第21話

ダンスパーティーが終わった頃には、辺りはすっかり薄暗くなっていた。招待客を送り出したミカエルは部屋に戻ると上着を脱いでソファーに腰かける。すると部屋の扉を叩く音が聞こえマイクとウィリアムが入って来た。「ありがとう。早速、良いか?」ミカエルが言うと2人は頷く。そして2人でミカエルに近付いていった。

「…つまり空き家の何処かに国王が居るという事ですね。」ウィリアムの問いかけにミカエルが頷く。その言葉をウィリアムの隣で聞いていたマイクは手帳にメモをする。「君達の方は何か分かった事はないか?」「いいえ…。一応、今朝もサフィロス王国の事を調べたんですが『現在の王妃はジュビアで次期女王はドリス』というのと、『国王が行方不明』というのしか情報が無いんですよ。」ミカエルの問いにウィリアムは苦しそうに答える。更に2人の話を聞いていたマイクが「国外追放された者達もあちらこちらの国に散ってまして探すのは難しそうです。今日招待された客達もサフィロス王国の関係者は居なかったみたいですし。」と付け加えた。「そうか…。」2人の話を聞いたミカエルは呟く。3人の間に沈黙とした空気が流れる。そんな3人の様子を誰かが廊下から盗み聞きしていたようだが、考え込んでいる3人には気付く事が出来なかった。そして盗み聞きしていた者は気配を消したまま城の奥へと消えて行った。

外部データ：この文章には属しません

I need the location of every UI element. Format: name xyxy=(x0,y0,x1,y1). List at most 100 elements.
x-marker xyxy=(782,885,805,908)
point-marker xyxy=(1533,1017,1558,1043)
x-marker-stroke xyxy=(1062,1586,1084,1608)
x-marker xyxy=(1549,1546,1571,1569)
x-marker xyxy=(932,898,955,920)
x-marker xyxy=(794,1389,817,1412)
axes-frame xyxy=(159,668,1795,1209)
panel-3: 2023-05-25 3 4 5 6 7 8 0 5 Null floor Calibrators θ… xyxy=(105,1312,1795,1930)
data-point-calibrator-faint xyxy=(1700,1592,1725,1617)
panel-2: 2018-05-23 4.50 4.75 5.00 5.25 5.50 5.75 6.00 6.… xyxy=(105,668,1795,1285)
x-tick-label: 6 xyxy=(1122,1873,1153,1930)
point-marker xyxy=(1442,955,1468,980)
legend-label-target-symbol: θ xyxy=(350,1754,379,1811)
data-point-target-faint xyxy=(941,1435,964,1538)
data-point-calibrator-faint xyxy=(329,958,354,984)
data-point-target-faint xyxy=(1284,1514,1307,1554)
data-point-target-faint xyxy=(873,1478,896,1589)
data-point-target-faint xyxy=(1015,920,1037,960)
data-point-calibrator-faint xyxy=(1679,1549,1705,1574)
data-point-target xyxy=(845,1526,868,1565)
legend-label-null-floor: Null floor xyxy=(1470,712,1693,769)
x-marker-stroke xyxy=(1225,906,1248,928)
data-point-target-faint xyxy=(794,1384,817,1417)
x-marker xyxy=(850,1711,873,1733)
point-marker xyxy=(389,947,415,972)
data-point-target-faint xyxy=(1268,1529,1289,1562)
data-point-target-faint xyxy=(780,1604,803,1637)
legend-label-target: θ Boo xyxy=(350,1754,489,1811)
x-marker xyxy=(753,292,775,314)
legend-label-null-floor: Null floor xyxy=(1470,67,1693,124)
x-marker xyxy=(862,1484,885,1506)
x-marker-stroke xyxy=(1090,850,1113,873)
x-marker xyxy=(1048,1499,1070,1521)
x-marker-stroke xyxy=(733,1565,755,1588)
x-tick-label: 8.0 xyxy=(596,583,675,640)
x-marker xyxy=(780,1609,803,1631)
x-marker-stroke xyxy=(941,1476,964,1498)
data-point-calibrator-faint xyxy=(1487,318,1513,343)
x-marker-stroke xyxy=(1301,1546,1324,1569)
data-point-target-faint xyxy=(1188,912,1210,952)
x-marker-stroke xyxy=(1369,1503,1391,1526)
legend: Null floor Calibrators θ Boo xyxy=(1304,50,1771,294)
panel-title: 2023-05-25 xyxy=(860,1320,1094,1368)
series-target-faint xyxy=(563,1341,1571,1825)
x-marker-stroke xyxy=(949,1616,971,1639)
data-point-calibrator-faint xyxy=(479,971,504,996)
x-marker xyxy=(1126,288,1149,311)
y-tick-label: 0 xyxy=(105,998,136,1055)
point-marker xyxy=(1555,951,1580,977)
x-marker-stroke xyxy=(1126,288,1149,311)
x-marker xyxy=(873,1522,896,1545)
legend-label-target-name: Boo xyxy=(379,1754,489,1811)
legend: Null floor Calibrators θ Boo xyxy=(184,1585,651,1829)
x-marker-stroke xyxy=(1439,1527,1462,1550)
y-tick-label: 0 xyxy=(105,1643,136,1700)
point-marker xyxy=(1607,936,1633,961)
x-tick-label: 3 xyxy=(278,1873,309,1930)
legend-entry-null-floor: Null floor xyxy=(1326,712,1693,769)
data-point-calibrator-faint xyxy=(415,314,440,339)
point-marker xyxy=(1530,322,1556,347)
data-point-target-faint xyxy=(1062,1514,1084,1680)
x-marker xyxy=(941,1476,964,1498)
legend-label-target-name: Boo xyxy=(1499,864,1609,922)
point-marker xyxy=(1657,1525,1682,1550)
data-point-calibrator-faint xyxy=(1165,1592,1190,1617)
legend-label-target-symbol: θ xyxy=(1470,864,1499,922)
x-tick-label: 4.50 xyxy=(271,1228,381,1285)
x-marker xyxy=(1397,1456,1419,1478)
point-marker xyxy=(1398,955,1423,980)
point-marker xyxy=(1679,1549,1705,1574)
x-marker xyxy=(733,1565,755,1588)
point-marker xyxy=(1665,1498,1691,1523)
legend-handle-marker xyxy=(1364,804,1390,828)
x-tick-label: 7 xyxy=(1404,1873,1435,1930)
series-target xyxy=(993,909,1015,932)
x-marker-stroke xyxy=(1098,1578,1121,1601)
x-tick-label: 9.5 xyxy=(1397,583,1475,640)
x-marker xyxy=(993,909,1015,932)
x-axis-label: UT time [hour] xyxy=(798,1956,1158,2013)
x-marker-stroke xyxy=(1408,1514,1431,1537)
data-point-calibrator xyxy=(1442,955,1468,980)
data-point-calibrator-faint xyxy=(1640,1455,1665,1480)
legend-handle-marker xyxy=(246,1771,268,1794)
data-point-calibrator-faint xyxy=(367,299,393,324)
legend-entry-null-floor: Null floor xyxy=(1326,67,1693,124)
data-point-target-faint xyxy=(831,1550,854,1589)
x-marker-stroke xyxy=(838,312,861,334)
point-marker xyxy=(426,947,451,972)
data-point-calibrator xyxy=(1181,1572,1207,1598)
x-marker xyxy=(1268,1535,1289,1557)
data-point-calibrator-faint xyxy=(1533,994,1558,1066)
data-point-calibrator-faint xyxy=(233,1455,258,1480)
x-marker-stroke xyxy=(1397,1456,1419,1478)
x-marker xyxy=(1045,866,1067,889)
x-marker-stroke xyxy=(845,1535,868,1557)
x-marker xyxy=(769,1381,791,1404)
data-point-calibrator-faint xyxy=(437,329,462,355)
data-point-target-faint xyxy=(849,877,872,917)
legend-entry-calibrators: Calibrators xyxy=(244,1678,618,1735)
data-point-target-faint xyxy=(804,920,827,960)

「とにかく悩んでいても仕方ないか。」ミカエルはタメ息をつく。そして改めてウィリアムとマイクに交代しながらドリスの見張りと、空き家地帯の国王の捜索を命じた。ミカエルの指示を聞いた2人は、頭を下げると静かに部屋を出て行く。

再び1人になったミカエルは、ベッドの上に横たわり天井を見つめる。(レイラはどうしているだろう…?)ミカエルはレイラの事がふと気になった。そして明日、再び会いに行く事を決意すると静かに目を閉じた―。